The 1999 Indo-Pak Nuclear Crisis

25 Jun, 2002    ·   769

Arpit Rajain concludes that the stakes involved in the failure of deterrence are enormous and there is need for crisis stability


Bruce Riedel, the President’s Special Assistant for Near Eastern and South Asian Affairs in the National Security Council of the Clinton Administration, has reported that during the Kargil crisis the US intelligence had information “that the Pakistanis were preparing their nuclear arsenal for possible deployment”, in a paper prepared for the Centre for the Advanced Study of India at the University of Pennsylvania.  The 1999 Kargil crisis differed from other classical Cold War bilateral crises in several ways. It involved domestic political instability, armed militant groups, and an interventionist-minded superpower.

 

 

This is not the first time that the issue of a ‘nuclear crisis’ has been raised. In the 1950s, Josef Korbel, who had worked on Kashmir under UN auspices, claimed that Kashmir could lead to a catalytic war that could draw the two superpowers into this confrontation. In one of the most important accounts of the 1990 Indo-Pak crisis, Seymour Hersh, in a widely discussed article in the New Yorker, viewed this crisis almost entirely in nuclear terms.

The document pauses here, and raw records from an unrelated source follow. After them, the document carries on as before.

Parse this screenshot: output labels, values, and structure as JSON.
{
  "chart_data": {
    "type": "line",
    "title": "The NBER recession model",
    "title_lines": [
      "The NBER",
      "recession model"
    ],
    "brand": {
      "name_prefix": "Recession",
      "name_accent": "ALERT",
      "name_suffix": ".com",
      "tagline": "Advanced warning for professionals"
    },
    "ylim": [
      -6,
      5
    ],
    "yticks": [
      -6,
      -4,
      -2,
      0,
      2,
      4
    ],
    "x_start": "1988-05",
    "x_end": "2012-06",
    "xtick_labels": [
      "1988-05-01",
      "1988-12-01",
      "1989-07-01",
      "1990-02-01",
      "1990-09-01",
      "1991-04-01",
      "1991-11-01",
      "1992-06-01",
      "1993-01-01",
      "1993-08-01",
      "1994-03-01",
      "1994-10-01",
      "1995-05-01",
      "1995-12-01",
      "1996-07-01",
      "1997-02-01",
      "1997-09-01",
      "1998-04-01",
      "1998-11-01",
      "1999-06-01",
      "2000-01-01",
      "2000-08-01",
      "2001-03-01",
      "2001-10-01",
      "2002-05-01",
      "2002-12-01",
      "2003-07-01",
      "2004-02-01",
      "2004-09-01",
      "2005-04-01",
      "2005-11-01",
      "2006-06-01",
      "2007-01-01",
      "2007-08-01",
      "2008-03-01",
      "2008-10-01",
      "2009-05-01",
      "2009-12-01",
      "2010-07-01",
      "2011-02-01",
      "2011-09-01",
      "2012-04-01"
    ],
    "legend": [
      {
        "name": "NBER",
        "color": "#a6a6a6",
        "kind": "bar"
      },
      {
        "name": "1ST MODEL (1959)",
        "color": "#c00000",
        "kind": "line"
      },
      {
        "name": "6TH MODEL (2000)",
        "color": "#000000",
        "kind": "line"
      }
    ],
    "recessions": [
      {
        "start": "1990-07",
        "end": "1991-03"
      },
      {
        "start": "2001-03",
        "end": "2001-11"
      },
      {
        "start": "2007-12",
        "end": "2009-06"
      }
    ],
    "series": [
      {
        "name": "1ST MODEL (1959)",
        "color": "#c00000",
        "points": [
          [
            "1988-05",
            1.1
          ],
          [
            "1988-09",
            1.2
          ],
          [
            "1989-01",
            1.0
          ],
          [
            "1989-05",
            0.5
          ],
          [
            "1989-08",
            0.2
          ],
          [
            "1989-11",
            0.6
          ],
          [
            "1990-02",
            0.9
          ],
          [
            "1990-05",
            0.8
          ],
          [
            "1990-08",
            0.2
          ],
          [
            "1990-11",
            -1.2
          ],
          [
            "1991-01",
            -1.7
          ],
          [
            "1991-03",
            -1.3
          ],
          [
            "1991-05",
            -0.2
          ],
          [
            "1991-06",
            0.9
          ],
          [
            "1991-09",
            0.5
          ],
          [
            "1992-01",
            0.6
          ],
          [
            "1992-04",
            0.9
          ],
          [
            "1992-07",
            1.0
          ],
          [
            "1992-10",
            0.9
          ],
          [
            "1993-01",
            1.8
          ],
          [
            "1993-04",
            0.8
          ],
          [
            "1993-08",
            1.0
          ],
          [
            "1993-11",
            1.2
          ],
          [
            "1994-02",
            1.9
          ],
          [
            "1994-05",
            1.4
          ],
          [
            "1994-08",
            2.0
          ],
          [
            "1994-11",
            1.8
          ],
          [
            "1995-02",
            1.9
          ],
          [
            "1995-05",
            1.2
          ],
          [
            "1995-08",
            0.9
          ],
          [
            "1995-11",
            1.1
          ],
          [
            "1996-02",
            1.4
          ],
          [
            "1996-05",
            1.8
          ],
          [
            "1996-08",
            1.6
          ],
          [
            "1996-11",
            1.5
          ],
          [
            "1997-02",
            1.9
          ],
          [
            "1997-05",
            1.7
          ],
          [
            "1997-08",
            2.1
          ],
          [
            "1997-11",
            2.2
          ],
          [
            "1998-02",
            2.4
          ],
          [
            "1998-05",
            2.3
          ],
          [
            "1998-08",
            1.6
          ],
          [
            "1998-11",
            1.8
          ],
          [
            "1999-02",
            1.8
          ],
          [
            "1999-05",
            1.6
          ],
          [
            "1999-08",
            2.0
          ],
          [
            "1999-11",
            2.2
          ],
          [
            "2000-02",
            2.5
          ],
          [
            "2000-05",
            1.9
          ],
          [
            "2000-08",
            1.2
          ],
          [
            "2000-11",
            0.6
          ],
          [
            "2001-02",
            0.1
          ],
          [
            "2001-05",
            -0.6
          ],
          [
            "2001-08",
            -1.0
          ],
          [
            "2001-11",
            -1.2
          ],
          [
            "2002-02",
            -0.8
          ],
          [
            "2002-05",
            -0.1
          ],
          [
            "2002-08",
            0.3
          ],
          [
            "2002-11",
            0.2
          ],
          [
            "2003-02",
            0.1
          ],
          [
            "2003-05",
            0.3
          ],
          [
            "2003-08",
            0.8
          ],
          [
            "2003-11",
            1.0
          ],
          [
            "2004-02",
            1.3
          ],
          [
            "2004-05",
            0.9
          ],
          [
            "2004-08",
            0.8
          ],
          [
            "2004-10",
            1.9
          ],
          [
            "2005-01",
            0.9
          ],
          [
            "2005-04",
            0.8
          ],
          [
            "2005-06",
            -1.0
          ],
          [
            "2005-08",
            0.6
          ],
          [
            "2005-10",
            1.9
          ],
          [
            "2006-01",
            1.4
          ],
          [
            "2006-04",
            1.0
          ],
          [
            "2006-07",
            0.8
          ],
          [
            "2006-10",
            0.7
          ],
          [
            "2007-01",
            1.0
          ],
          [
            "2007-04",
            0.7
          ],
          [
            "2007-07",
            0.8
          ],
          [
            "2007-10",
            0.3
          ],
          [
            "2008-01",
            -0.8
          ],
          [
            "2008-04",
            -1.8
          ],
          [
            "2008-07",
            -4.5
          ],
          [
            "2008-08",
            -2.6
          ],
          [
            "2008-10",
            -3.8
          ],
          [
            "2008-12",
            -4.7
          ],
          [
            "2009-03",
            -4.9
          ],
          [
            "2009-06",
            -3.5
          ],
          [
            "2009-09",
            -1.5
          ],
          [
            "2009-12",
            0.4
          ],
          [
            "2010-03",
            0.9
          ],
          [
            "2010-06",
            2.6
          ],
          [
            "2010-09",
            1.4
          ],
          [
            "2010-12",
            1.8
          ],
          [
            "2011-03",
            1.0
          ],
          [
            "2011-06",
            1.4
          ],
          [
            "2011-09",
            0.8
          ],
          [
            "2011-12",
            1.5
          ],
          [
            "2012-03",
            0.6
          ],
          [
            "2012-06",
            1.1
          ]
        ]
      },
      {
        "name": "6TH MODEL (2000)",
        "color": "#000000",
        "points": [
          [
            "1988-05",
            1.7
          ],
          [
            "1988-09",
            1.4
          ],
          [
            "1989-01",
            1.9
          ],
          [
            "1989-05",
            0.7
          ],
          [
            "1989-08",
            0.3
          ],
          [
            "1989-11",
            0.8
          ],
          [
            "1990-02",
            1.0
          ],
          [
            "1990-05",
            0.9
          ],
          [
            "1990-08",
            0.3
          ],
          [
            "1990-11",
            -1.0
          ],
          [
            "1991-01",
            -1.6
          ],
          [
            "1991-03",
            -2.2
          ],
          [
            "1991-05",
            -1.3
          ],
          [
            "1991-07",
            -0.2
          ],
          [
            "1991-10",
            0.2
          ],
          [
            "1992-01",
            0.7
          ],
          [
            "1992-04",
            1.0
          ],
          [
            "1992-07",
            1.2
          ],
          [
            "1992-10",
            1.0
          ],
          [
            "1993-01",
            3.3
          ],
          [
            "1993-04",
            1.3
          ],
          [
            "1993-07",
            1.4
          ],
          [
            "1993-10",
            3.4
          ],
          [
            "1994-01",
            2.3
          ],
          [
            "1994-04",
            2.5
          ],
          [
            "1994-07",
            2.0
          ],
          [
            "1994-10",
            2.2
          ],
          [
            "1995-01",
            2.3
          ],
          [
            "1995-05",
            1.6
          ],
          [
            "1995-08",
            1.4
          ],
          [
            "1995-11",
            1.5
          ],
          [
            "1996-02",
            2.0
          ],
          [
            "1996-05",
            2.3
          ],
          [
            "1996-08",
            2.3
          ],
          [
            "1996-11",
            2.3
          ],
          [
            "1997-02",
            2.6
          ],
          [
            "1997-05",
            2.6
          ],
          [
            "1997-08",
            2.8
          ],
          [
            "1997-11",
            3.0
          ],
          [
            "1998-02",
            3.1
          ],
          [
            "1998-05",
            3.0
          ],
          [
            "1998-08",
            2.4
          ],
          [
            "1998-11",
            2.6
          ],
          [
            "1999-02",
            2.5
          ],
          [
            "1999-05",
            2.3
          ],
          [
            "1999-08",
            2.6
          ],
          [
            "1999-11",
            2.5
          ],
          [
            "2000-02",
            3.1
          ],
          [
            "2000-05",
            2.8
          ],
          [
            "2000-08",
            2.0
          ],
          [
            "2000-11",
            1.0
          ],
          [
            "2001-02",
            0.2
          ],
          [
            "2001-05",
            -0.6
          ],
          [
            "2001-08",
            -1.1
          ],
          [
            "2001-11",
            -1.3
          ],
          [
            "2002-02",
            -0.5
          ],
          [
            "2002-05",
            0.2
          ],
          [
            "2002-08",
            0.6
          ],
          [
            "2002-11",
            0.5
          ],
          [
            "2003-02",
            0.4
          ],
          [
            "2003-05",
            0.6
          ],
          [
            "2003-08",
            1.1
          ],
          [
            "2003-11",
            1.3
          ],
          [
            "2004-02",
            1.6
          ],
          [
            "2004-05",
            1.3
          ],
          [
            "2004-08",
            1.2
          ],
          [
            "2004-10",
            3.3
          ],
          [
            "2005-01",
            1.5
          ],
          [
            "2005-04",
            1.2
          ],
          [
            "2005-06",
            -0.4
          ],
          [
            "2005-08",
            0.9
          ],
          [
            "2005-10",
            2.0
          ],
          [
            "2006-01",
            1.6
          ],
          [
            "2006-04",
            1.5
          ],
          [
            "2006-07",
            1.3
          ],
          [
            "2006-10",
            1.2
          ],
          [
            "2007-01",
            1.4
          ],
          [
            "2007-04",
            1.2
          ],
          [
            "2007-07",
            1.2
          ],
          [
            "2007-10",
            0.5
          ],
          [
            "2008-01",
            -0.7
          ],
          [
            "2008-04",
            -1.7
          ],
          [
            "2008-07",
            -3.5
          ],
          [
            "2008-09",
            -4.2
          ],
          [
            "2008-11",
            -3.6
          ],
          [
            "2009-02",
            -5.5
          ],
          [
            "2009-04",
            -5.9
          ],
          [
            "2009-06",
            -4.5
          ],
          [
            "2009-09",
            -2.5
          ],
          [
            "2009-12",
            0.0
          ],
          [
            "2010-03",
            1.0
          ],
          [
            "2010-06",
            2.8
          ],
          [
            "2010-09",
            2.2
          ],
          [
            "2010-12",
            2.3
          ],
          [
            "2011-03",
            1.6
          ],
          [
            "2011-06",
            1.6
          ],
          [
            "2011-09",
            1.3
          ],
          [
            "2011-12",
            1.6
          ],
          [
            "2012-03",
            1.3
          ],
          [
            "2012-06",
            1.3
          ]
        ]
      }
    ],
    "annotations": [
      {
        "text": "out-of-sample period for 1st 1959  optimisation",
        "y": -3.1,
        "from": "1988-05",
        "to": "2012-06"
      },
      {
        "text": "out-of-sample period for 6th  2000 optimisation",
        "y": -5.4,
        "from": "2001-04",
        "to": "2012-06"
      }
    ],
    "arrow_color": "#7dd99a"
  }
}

He suggested that India and Pakistan were on the brink of a nuclear war, and that it was only averted by the timely intervention of the United States

 

 

An intelligence source in the decision making process during the Kargil conflict confided that India knew Pakistan had shifted seven F-16s from a peacetime location to battle ready deployment. Out of these four were escorts and three were wired for a nuclear weapons delivery. He added that Pakistan was ready for nuclear conflict, and so was India . When this question was raised in the Indian Parliament, the Government responded by saying that it was not aware of any such move. Obviously, either the government did not want the adversary to know that it knew about the movement of the F-16s, or India did not want to make this information public. Whilst this intelligence report was being processed, India activated three types of nuclear delivery vehicles and kept them in what is known as Readiness State 3, meaning that nuclear bombs were ready to be mated with delivery vehicles at short notice. The Air Force was asked to keep its Mirage fighters on standby and DRDO scientists headed to where Prithvi missiles were deployed. At least four of them were readied for a possible nuclear strike. The Agni missile was moved to a western Indian state and kept in a state of readiness. A trajectory was worked out so that the two stages that get detached did not fall on Indian territory and hurt anyone. 

 

 

The Washington Post, citing another former official involved in the Kargil crisis during the Clinton Administration, said the US had learnt that Pakistan was moving its intermediate range Ghauri missile, intended to carry nuclear warheads, out of storage to new locations. He said the movement might have been offensive in nature or might have been intended to protect the missiles by dispersing them in case of a pre-emptive Indian strike. It is possible that the American satellites had become aware of the movement of trucks that carried the missiles from their bases in Sargodha . Bruce Riedal describes how an ‘exhausted’ Nawaz Sharif, in his July 4 meeting with President Clinton, ‘denied he had ordered the preparation and said he was against that.’

 

 

The attack on the very symbol of India ’s democracy on  December 13 followed by the attack on Raghunath temple in Jammu and the recent attack on an army camp in Jammu , has increased calls by the hardliners in India demanding that the government must take decisive action. There has been a 30 per cent increase in infiltration over the corresponding period last year. Pakistan has done little to rein in these elements.  The US had sent out Assistant Secretary of State, Christina Rocca, and Deputy Secretary of State, Richard Armitage, in an effort to diffuse the situation. The two US government representatives have asked India to reduce the pressure on Pakistan , after the January 12 speech of General Musharraf promising to take decisive action against the jehadis.

 

 

The timing of Bruce Reidal’s paper leaves one wondering if the US wants to convey to India and Pakistan that any misperception on either side could lead to grievous consequences. Faith in the rationality of the Indo-Pak leadership in the matter of nuclear weapons seems somewhat naïve, to say the least. The stakes involved in the failure of deterrence are so enormous as to occasion greater thought being given to stabilize the fragile Indo-Pak nuclear standoff.